DISCONFIRMING CASES TRACKED
None formally tracked. Worth tracking: clients in clear flatness who reverse to renergent encounter without structural disruption (purely through internal effort) — would refine where the sequence is reversible by intention alone.
REFLEXIVITY NOTE
The construct reflects the originator's diagnostic experience with the difference between crisis presentations (loud, identifiable, modally treated) and flatness presentations (quiet, easily missed, modally untreated). The framework's investment in the four-stage sequence is partly a corrective move against practitioner training that defaults to crisis as the load-bearing problem. A practitioner trained in cognitive-correction traditions may experience the framework's emphasis on invisibility as overstating what self-aware reflection cannot reach; the framework's claim is that invisibility is by definition outside reflection, and the underestimation of this is the source of much practitioner failure with high-functioning, articulate, settled clients.
RELATIONSHIP TO CURRENT CANON
- Already integrated? No. THEORY-OF-TRAITS.md does not yet name the four-stage sequence as the client-side Orientation canon.
- Contradicts current canon? No.
- Net-new? The four-stage sequence as a unified ontology, with the gating-mechanism claim about invisibility, is net-new to master canon.
- Recommended action: Cherry-pick a Orientation sub-section into THEORY-OF-TRAITS.md naming the four-stage sequence as the client-side canon, distinguished from the practitioner-side canon (CLM-L026 / L027 / L028).
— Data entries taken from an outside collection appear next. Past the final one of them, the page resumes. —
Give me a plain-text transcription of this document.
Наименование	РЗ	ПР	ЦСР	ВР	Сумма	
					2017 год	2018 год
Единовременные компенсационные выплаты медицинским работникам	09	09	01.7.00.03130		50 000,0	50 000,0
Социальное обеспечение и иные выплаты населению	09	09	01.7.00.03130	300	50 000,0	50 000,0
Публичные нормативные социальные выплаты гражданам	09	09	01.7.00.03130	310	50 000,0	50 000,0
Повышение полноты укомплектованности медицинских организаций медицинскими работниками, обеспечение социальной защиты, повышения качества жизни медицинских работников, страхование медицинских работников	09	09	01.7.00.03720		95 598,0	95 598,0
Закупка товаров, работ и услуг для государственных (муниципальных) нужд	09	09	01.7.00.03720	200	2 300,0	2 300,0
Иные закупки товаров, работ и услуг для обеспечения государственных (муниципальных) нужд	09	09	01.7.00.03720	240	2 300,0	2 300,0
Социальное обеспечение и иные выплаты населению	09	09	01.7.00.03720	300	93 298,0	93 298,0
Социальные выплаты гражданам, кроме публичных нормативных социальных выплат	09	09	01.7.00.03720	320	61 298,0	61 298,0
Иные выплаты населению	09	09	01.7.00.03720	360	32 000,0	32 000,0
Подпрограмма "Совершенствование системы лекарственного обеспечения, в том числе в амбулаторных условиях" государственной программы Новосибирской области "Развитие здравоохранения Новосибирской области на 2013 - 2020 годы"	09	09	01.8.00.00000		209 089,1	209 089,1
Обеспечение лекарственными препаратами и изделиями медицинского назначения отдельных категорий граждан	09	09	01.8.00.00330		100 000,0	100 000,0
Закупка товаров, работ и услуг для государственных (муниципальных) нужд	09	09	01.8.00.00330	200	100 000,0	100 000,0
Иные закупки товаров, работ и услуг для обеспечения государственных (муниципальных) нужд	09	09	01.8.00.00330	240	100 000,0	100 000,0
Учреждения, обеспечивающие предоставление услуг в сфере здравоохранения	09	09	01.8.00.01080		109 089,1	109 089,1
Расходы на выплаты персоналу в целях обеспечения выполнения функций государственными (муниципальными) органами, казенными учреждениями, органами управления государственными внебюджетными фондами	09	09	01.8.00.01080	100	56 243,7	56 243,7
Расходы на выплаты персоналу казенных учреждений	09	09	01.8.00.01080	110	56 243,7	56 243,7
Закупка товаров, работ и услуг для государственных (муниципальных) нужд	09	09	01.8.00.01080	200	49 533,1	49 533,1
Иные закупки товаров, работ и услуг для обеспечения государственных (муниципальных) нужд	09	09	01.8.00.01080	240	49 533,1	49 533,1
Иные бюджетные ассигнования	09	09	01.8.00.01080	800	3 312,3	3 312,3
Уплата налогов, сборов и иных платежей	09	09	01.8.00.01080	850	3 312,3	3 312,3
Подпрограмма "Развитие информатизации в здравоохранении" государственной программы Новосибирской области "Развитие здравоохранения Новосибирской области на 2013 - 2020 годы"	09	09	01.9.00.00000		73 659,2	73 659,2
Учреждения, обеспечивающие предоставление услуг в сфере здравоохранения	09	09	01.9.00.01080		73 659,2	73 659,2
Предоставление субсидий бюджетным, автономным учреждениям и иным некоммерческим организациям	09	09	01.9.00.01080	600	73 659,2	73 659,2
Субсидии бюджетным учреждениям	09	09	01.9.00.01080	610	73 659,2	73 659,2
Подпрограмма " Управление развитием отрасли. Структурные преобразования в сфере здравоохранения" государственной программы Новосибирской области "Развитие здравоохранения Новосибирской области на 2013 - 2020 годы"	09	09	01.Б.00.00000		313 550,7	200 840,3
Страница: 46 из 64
Pair with CLM-L030 (position invisibility as the load-bearing gating mechanism).
RESEARCH-BANK GAPS FLAGGED
For BACKLOG.md:
- Aaron Beck — schema theory, cognitive therapy.
- Jeffrey Young — schema therapy.
- George Kelly — The Psychology of Personal Constructs (1955).
- Erving Goffman — Frame Analysis (1974).
- Dan McAdams — narrative identity research.
- Carol Dweck — fixed vs. growth mindsets.
- Howard Becker — Outsiders (1963); labeling theory.
- Kunda (1990) / Nickerson (1998) — motivated cognition and confirmation bias.
NOTES
- This claim is the framework's most empirically rich client-side Orientation artifact. The recognition-bank scenes give it operational traction unusual for a structural ontology.
- Pairs with CLM-L030 (position invisibility as gating mechanism — the load-bearing sub-claim within this sequence) and with CLM-L020 (personalization error — what the invisibility produces at the cause-attribution level).